C'est le 23 octobre 1958 que Peyo introduisait pour la première fois des petits lutins bleus dans une bande dessinée. Soixante ans plus tard, la machine Schtroumpf fonctionne toujours à plein régime.

Chapitre 1
Les origines

"Vous ne pouvez pas regarder où vous mettez vos schtroumpfs? Vous avez failli me schtroumpfer!": cette petite phrase inattendue dans les pages du magazine belge Spirou le 23 octobre 1958 lance une folle aventure remplie de petits êtres bleus, de salsepareille et même d'un redoutable oiseau appelé Cracoucass.

C'est précisément sur la planche 36 de la neuvième histoire de Johan et Pirlouit, des héros imaginés par le dessinateur belge Peyo dix ans auparavant, que les Schtroumpfs font leur apparition. Ils emmènent les deux humains géants dans leur village en champignons et on entre pour la première fois dans leur univers merveilleux.

Johan et Pirlouit découvrent les Schtroumpfs. [Peyo © Dupuis, 2018]
Johan et Pirlouit découvrent les Schtroumpfs. [Peyo © Dupuis, 2018]

Personnages secondaires de l'album "La flûte à six schtroumpfs" de Johan et Pirlouit, les Schtroumpfs auraient pu en rester au rôle de faire-valoir des deux jeunes garçons, mais tant le public que Peyo en ont redemandé, flairant le bon filon bleu.

Schtroumpf alors, on continue! Le premier album uniquement consacré aux lutins sort un an plus tard et 36 tomes en tout sont parus depuis lors, sans compter les 272 dessins animés, les quatre films, les milliers de produits dérivés et même des parcs à thème. Et le décès de Peyo n'a de loin pas freiné la vague bleue qui se déverse en continu sur le monde de la bande dessinée.

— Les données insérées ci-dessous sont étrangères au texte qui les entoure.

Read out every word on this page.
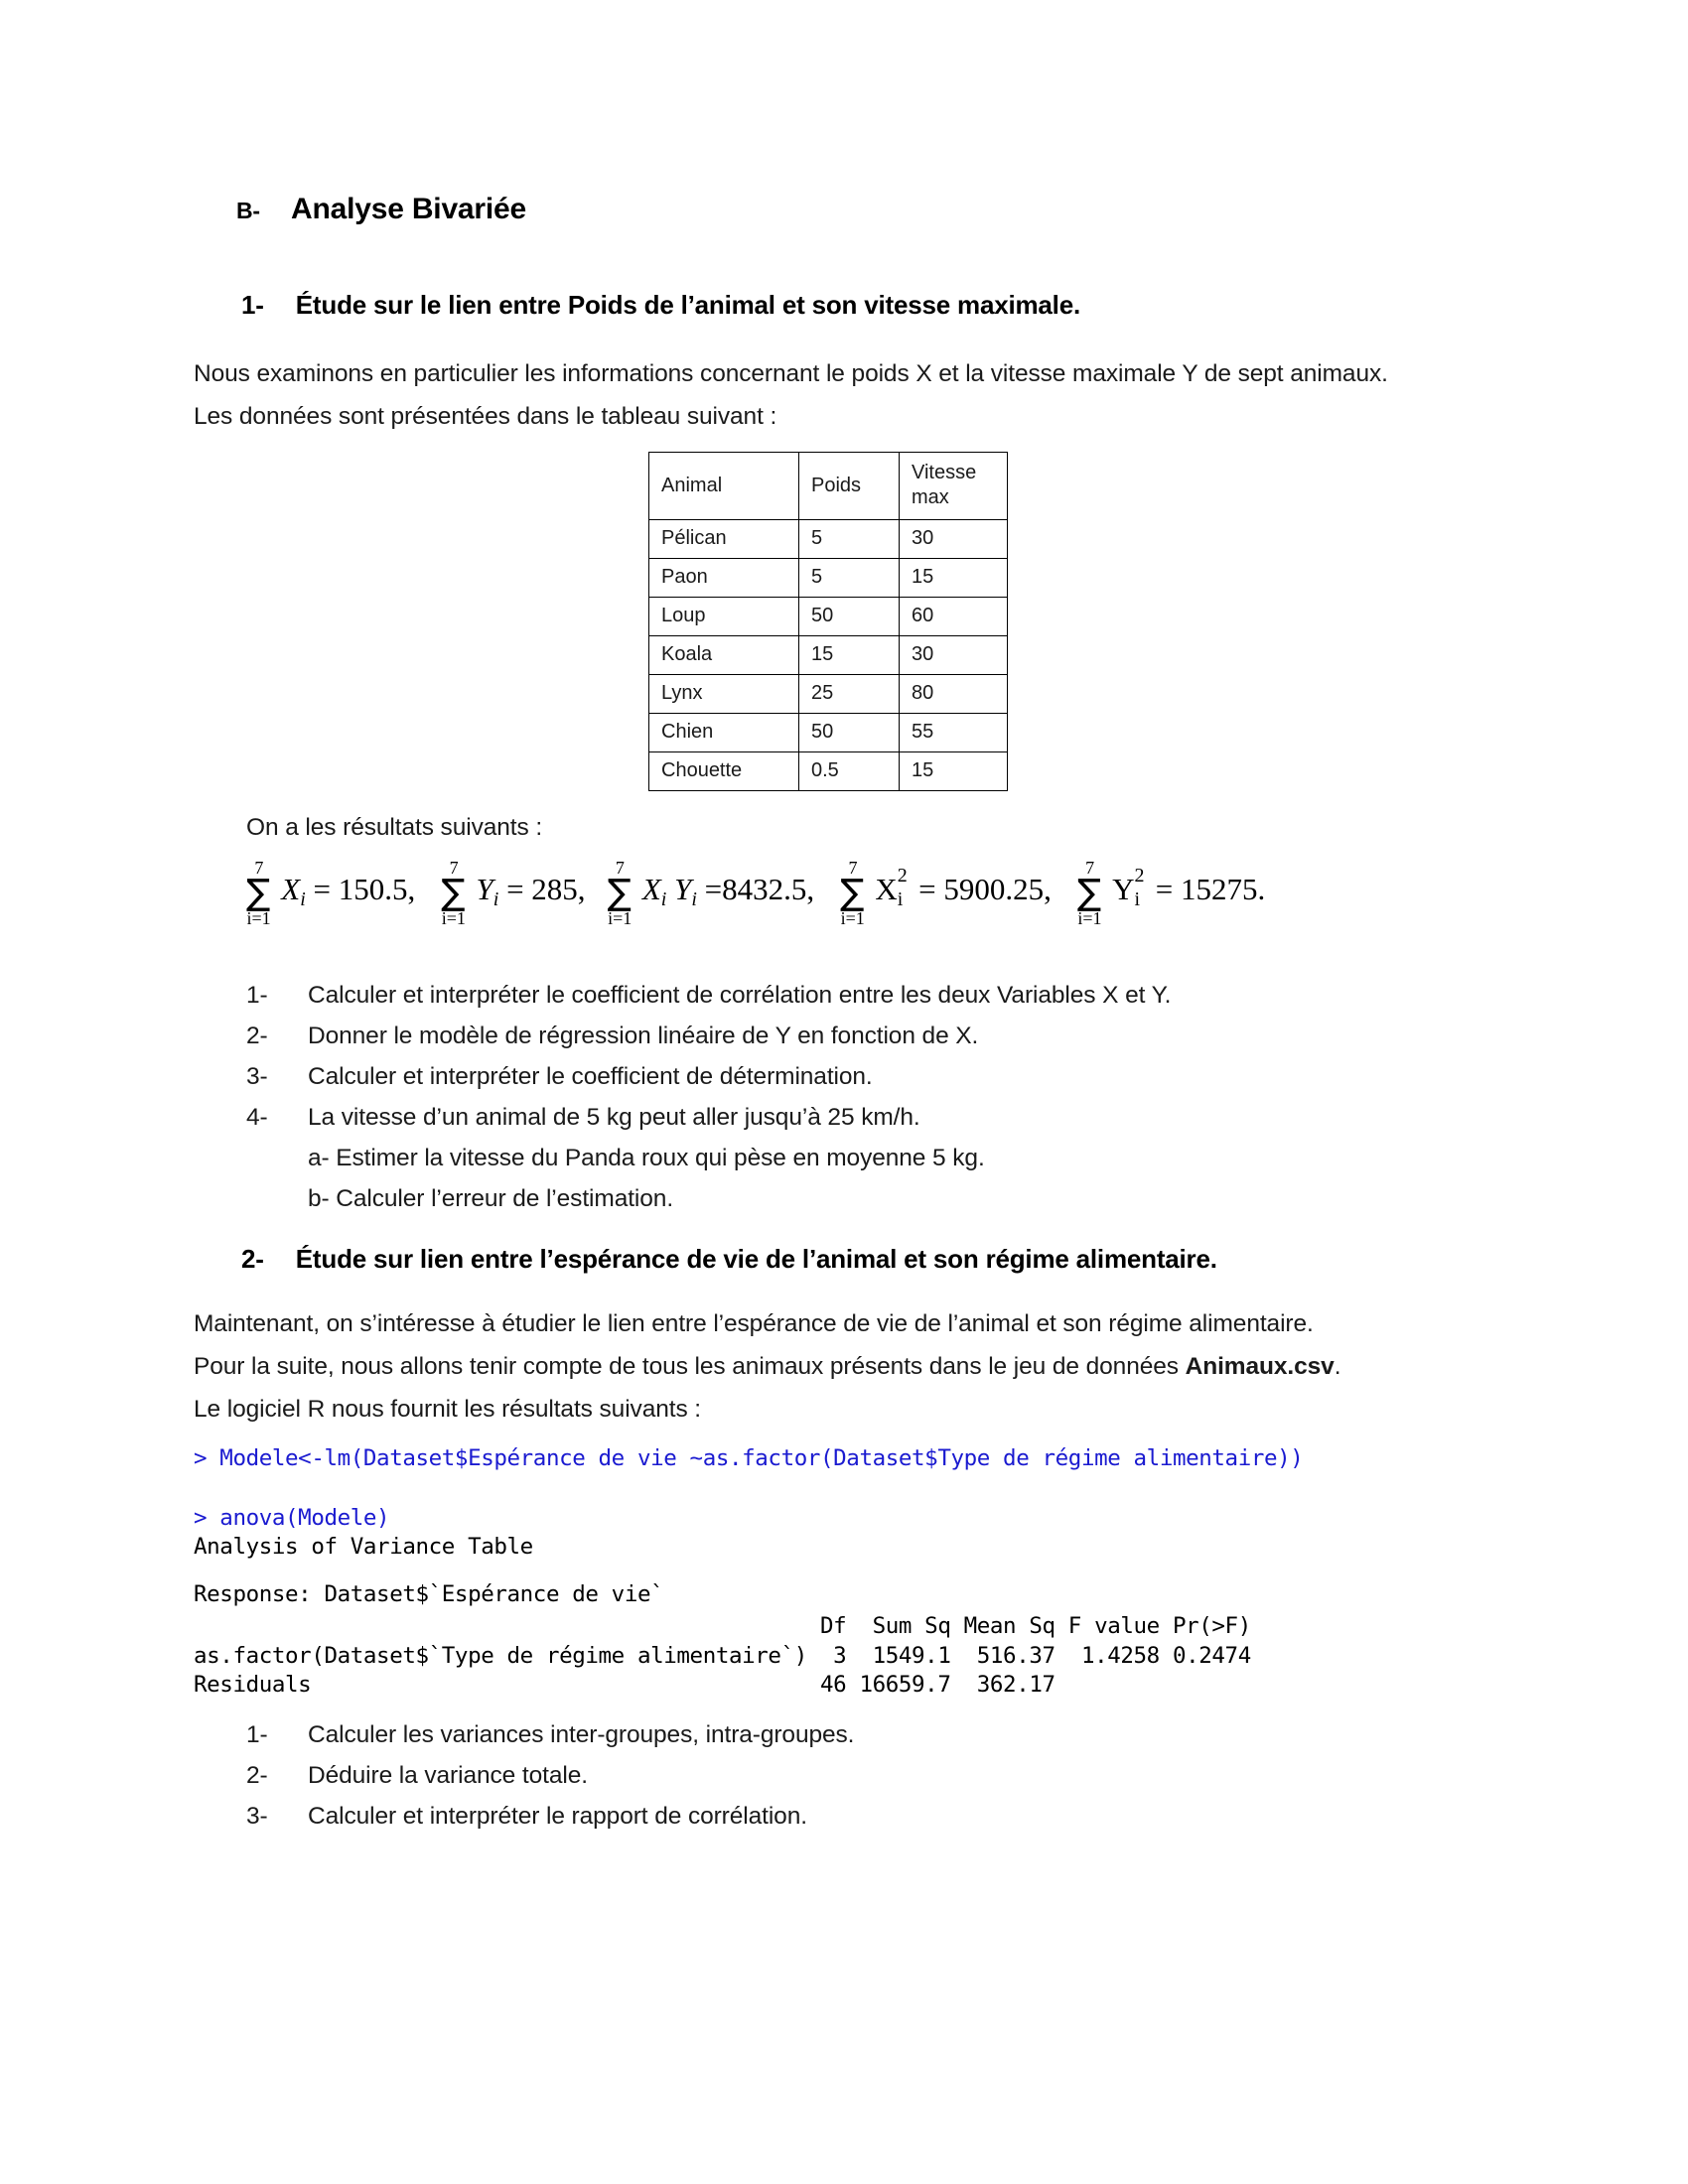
B- Analyse Bivariée
1- Étude sur le lien entre Poids de l’animal et son vitesse maximale.
Nous examinons en particulier les informations concernant le poids X et la vitesse maximale Y de sept animaux. Les données sont présentées dans le tableau suivant :
Animal	Poids	Vitesse
max
Pélican	5	30
Paon	5	15
Loup	50	60
Koala	15	30
Lynx	25	80
Chien	50	55
Chouette	0.5	15
On a les résultats suivants :
∑
7
i=1
$X_i = 150.5$, ∑
7
i=1
$Y_i = 285$, ∑
7
i=1
$X_i$ $Y_i =8432.5$, ∑
7
i=1
Xi
2 = 5900.25, ∑
7
i=1
Yi
2 = 15275.
1-	Calculer et interpréter le coefficient de corrélation entre les deux Variables X et Y.
2-	Donner le modèle de régression linéaire de Y en fonction de X.
3-	Calculer et interpréter le coefficient de détermination.
4-	La vitesse d’un animal de 5 kg peut aller jusqu’à 25 km/h.
a- Estimer la vitesse du Panda roux qui pèse en moyenne 5 kg.
b- Calculer l’erreur de l’estimation.
2- Étude sur lien entre l’espérance de vie de l’animal et son régime alimentaire.
Maintenant, on s’intéresse à étudier le lien entre l’espérance de vie de l’animal et son régime alimentaire.
Pour la suite, nous allons tenir compte de tous les animaux présents dans le jeu de données Animaux.csv.
Le logiciel R nous fournit les résultats suivants :
> Modele<-lm(Dataset$Espérance de vie ~as.factor(Dataset$Type de régime alimentaire))
> anova(Modele)
Analysis of Variance Table
Response: Dataset$`Espérance de vie`
Df  Sum Sq Mean Sq F value Pr(>F)
as.factor(Dataset$`Type de régime alimentaire`)  3  1549.1  516.37  1.4258 0.2474
Residuals                                       46 16659.7  362.17
1-	Calculer les variances inter-groupes, intra-groupes.
2-	Déduire la variance totale.
3-	Calculer et interpréter le rapport de corrélation.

>> A écouter: Philippe Duvanel, ancien directeur de BDFil, évoque les 60 ans des Schtroumpfs :

Les premiers Schtroumpfs dessinés par Peyo n'avaient pas l'aspect qu'on leur connaît aujourd'hui. [Archives Peyo © Dupuis, 2018]Archives Peyo © Dupuis, 2018
Nectar - Publié le 22 octobre 2018

Rencontre avec un passionné

Stephan Rutsche aime les schtroumpfs. Passionnément. Il collectionne les figurines et les met en scène autour de racines ou de champignons qu'il ramasse en forêt. "Ce n’est pas une collection qui est sur une étagère où il ne faut pas qu’ils prennent la poussière, je veux leur donner vie à ces Schtroumpfs", raconte au 19h30 ce Romand fan depuis l’enfance.

A la rencontre d'un passionné des Schtroumpfs
L'actu en vidéo - Publié le 23 octobre 2018

Chapitre 2
Peyo et l'après-Peyo

Peyo, 2018 – Licensed through I.M.P.S. (Brussels)

Pierre Culliford est né à Bruxelles le 25 juin 1928. Projectionniste dès l'âge de 15 ans, il fait ensuite un passage comme gouacheur dans un studio de dessins animés. Il y rencontre des monstres sacrés de la BD que sont Franquin et Morris.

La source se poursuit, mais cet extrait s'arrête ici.